Russell Page

por:  Sergi S. Cazaña, Diseñador y escultor de jardines

Lo confieso: me equivoqué. Cometí un error, leve y de aprendiz, pero error al fin y al cabo.

Estaba finalizando mi formación como diseñador de espacios naturales y el profesor -gran profesor- nos planteó como ejercicio el crear un pequeño jardín para un espacio singular.

Puse mente, cuerpo y alma en aquel reto y se me ocurrieron ideas interesantes. Pero una de ellas, fundamental, fue una trampa en la que yo mismo caí: intenté recrear, copiar, emular un arroyo natural. Con sus cantos rodados, sus bordes naturalizados, sus plantas acuáticas. Todo. Una especie de maqueta de un riachuelo de los Pirineos a escala 1:1 insertada con calzador en aquel jardín.

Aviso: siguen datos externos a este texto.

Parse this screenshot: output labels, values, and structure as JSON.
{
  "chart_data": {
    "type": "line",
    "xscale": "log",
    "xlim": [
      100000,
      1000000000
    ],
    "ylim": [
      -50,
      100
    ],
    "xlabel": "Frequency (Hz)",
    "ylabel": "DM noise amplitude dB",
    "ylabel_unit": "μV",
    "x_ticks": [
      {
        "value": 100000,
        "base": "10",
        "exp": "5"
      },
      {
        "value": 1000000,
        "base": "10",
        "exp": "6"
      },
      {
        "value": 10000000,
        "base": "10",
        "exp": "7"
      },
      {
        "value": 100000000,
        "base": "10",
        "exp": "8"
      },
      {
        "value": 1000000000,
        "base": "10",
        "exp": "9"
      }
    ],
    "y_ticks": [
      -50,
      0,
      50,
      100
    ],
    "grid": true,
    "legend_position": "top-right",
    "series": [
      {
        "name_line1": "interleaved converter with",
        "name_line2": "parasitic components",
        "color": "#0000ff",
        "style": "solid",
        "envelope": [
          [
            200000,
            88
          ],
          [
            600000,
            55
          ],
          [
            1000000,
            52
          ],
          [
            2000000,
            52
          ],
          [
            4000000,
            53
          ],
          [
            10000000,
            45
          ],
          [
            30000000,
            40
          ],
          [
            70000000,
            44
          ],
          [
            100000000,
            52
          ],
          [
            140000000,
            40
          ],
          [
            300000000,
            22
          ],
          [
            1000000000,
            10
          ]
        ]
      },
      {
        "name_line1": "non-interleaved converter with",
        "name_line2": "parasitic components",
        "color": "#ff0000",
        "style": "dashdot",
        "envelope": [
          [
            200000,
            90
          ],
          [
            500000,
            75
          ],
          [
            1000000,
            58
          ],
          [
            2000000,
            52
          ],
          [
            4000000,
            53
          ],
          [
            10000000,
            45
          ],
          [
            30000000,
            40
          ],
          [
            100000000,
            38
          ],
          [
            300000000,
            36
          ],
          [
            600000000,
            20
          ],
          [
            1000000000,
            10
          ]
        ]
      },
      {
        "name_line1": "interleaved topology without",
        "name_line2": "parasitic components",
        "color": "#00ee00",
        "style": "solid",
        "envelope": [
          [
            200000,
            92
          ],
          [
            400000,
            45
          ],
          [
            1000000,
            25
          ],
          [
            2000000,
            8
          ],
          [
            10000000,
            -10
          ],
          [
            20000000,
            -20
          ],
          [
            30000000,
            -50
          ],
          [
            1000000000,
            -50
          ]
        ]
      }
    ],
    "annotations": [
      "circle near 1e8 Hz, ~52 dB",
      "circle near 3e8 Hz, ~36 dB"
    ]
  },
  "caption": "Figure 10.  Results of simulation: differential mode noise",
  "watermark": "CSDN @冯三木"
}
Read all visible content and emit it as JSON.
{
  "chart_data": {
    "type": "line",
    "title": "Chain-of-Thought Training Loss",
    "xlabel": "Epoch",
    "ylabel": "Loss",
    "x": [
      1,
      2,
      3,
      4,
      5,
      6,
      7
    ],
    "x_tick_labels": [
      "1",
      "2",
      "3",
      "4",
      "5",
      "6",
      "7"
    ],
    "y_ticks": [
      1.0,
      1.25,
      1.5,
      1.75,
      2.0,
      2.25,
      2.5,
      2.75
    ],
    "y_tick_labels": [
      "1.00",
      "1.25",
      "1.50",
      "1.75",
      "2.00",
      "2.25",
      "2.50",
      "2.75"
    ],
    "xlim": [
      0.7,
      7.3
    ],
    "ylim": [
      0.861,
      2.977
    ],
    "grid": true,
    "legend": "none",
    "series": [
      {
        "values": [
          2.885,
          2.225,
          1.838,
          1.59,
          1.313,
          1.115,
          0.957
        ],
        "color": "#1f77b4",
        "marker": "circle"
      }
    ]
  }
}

Nunca olvidaré la expresión de cordial desacuerdo del profesor en la corrección: “es posible, sí, copiar la naturaleza en un jardín. Pero hay que ir con mucho, muchísimo cuidado”.

Me recomendó trabajar los bordes del arroyo desde un planteamiento totalmente diferente. Y me regaló al respecto un consejo excelente, que sigo considerando día a día en mi actividad profesional: estudiar, disfrutar de la obra del grandísimo, único, Russell Page.